Adding to core via development outside of core

[domenic]

In the TC meeting today, during the discussion of HTTP/2 and web sockets, @piscisaureus brought up how Node/io.js, when it came out, was very modern. But these days, it's fallen behind, and doesn't ship support for the latest stuff like web sockets and HTTP/2. I definitely agree with that; it feels sad that, as a web server runtime, we don't support the latest server technologies.

At the same time, however, we've learned a lot over the last few years about development workflows for this kind of thing. We've learned that often the community is going to be able to iterate and produce functionality faster in user-land, on npm, than with PRs to io.js core. We've also continually tried to enable such modules to be built purely in JavaScript, by adding to core the necessary low-level support (e.g. today we were discussing additions to Buffer that would allow web socket code to be purely in JS). This is a definite virtue.

This latter point, however, often drives people in the direction of "core should be completely minimal! Give me libuv.js and I'll build the rest! Death to core modules!" I think this isn't very productive. Instead, we need to arrive at a synthesis. Core needs to keep its focus on exposing low-level primitives to enable user-land experimentation. But at the same time, core also should be able to provide a coherent and modern set of functionality for a server runtime.

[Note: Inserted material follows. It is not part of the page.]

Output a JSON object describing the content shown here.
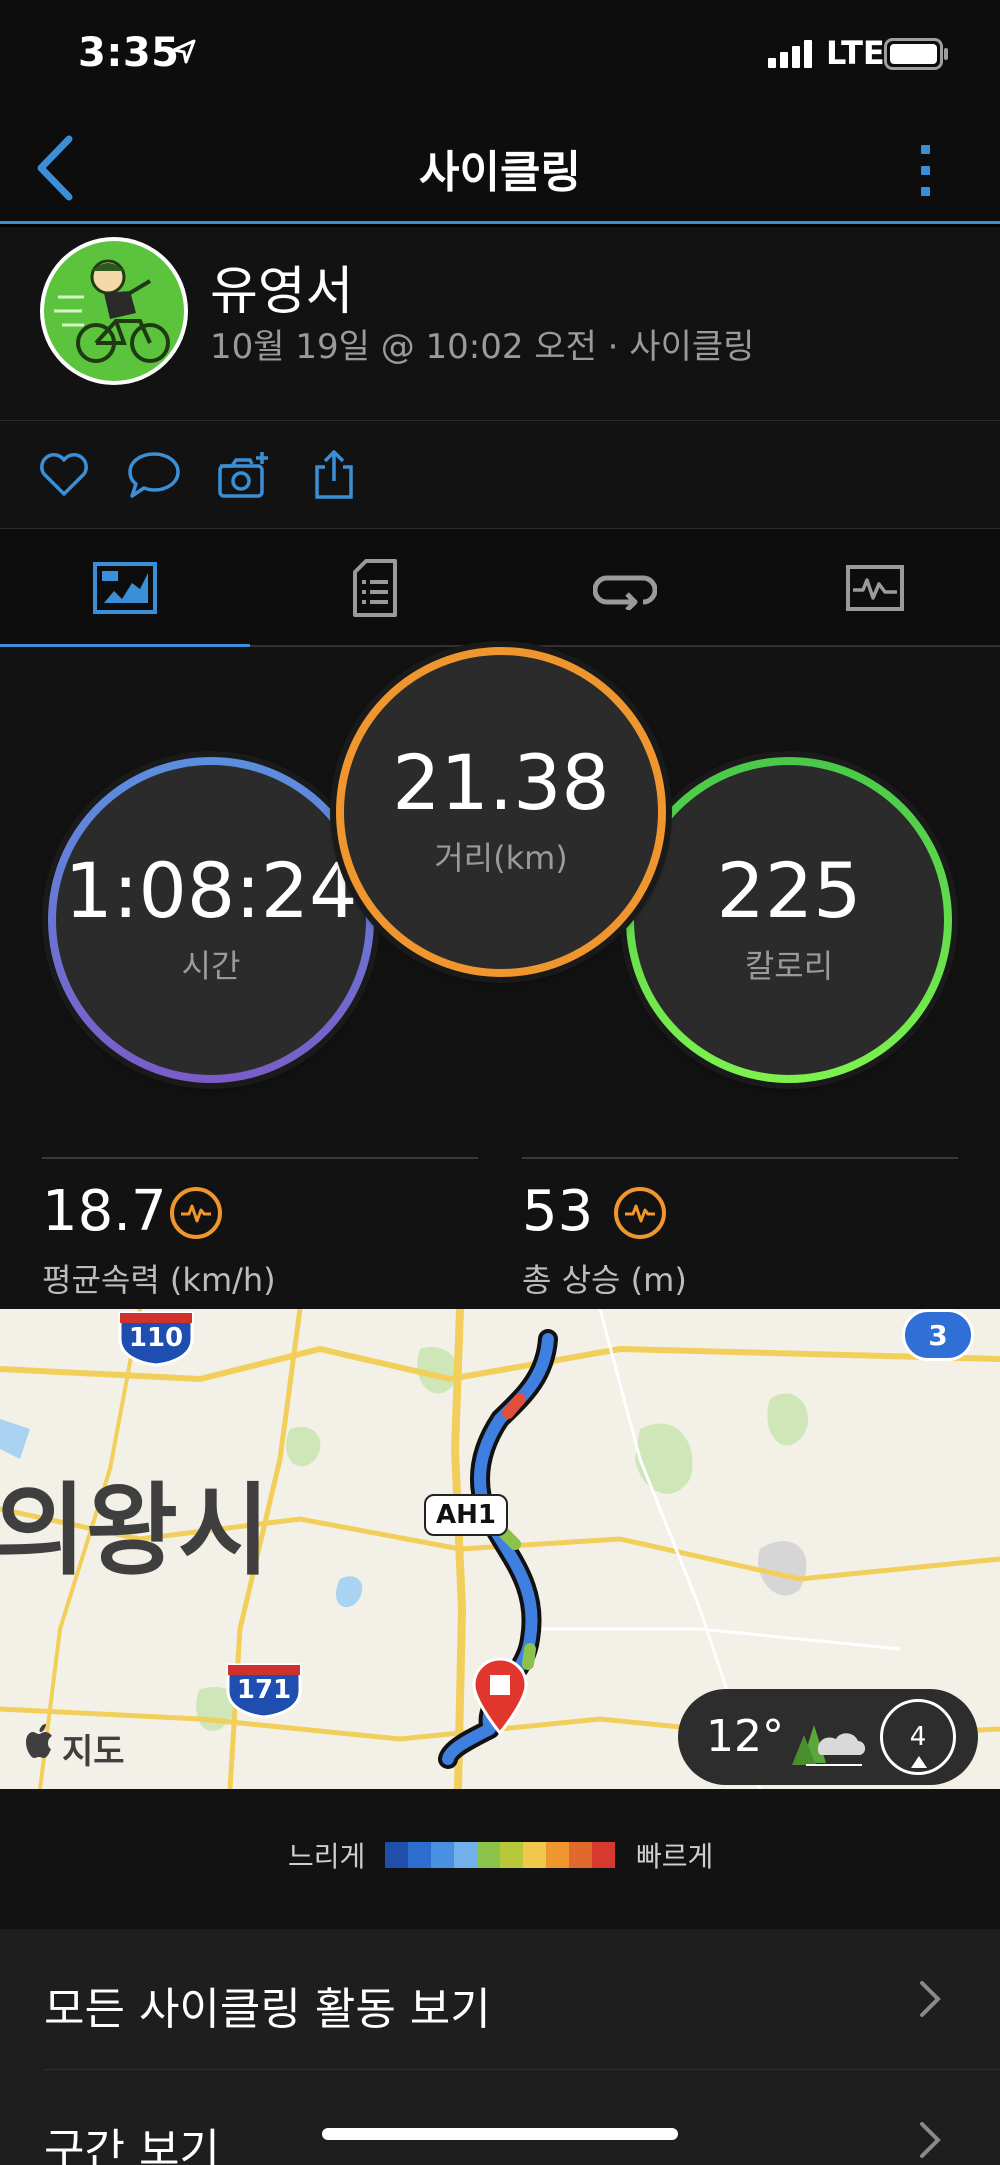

I think the conclusion of this line of thought leads us to a process wherein we say "yes, core is interested in supporting feature X." Then, someone---maybe an io.js collaborator, or maybe not!---goes off and builds a prototype of feature X as a user-land module. Along the way, they might need to ask for more low-level APIs from core, and those will get rolled in. But over time, this external implementation of feature X matures, and io.js collaborators start commenting on it, and the ecosystem starts using it, until we decide: yes, we should roll this in to core, and start shipping with it.

I think that's the kind of process we'd like to see happen with HTTP/2, and maybe web sockets; see #8. In particular, I feel like web sockets is pretty far along in this regard, and we should start considering what it would take to roll it into core. Whereas, HTTP/2 needs a lot more experimentation. But the end state for both should be targeted at shipping with io.js out of the box.

What do people think of this perspective?

[domenic]

To argue against myself briefly: one thing we have to be careful about is scope creep. For example, I think it's totally valid to say that any project that includes support for HTTP/1 should also include support for HTTP/2 and web sockets. But, I don't think we should include support for XML parsing (or worse, HTML parsing). Where do we draw the line?

Maybe it's just on a case-by-case basis, with the TC examining proposed future additions and saying "HTTP2: yes. XML: no." Maybe we try to set up some guidelines that the TC is consistent with?

[mikeal]

I think the question is "what are the primitives necessary to define compatibility for a successful platform?"

Having an HTTP primitive in core allowed framework and module authors to standardize on an API they could build on top of. We may need the same for HTTP2.

I don't think XML is on the list because we don't see a diverse ecosystem being built on top of competing XML primitives. If you need to write something that deals with XML you pick a parser and export a good API, the XML library you build it on top of and its API doesn't persist through the API that you write.

The case with HTTP (and we assume HTTP2) is that frameworks markup and extend the primitives but pass them along so that the entire ecosystem built for HTTP can remain compatible.

[chrisdickinson]

My take on this has been that core should provide whatever modules the entire userland ecosystem must agree on; that core is a (the?) pressure release valve for transitive dependencies. With XML, it's usually a pretty quick step between source data and POJOs, but with HTTP2, multiple middleware packages pass request objects through and amongst themselves. Being able to globally agree on what a request object is is of high value to that sort of package, and is something that is hard-to-impossible to do in userland today.

This latter point, however, often drives people in the direction of "core should be completely minimal! Give me libuv.js and I'll build the rest! Death to core modules!" I think this isn't very productive.

I see this a lot too, and agree that it isn't productive. To pile onto this: it's an alluring idea, especially coming from the userland ethos. However, the reality of core is that all of the modules are deeply interdependent on one another. Ripping everything out is nearly impossible while maintaining backwards compatibility – and even if we somehow got to that promised land, it would be paralyzing to lock-step version these resulting, "independent" modules. This is cause to be careful when adding new modules to core, but not to prevent growth of core in general: sometimes peer dependencies are necessary.

That said, with regards to web sockets – I'm not entirely convinced they need to go into core at present. My gut feeling on them is that because they're not likely to be passed between packages, there's less pressure to provide a core API for them, just to make sure that that abstraction can be built on top of what exists in a clean, fast way. That's a general sentiment I hold, too: we don't need an API for every subfeature of a given API we support in core, just to make sure that it's possible for userland to build support for the subfeature.